How many seeds will you use in your experiment? You need to get enough data to compare your different groups. Does your experiment include enough seeds? Enough replicates? The rule is usually at least 20 but can be less. _____________________
What will your data collection table look like?
Step 3: Set up the experiment and record the data.
Use the experimental design to set up your experiment. Recording the data can be as simple as counting, it could be taking photographs, it could be measuring. Whatever works best for the type of date you are trying to collect.

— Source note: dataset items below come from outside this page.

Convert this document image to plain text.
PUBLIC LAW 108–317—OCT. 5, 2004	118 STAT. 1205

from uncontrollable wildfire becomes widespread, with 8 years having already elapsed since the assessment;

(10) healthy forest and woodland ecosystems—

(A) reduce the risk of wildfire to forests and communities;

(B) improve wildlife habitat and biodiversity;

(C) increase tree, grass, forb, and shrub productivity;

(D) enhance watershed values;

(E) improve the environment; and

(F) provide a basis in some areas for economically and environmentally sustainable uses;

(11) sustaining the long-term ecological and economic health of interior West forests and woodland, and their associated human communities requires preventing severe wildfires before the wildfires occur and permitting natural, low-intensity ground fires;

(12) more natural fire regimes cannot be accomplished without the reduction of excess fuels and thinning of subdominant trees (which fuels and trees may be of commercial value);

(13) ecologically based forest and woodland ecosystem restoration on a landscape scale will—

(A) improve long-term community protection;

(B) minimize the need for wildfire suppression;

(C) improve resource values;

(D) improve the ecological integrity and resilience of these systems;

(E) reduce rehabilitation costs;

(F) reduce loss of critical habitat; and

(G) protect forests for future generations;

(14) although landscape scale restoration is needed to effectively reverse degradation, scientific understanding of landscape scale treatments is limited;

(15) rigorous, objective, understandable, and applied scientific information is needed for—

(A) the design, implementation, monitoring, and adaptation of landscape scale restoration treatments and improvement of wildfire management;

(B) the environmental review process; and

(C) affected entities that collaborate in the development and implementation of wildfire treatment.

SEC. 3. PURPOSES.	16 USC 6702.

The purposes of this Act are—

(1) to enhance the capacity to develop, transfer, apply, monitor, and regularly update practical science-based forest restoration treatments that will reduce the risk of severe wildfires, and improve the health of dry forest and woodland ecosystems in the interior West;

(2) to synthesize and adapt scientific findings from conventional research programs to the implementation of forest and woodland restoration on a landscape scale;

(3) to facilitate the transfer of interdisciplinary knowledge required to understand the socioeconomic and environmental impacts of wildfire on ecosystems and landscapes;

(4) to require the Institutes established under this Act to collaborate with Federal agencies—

Step 4: Use some sort of analysis to compare your control group and experimental groups.
Usually this is an average but could just be a count. It is also common to make a graph to compare the collected data.
Step 5:Come to a conclusion.
What is the answer to your experimental question?
When you compare the seeds that were given salt to the seeds that were not what are the results. To do this use the claim, evidence, reasoning format. You can write this up, record a video, just tell us at the next meeting.
Claim: What are you saying is true?
Evidence: What observations have you made to say this is true?
Reasoning: Why do your observations mean your claim is true?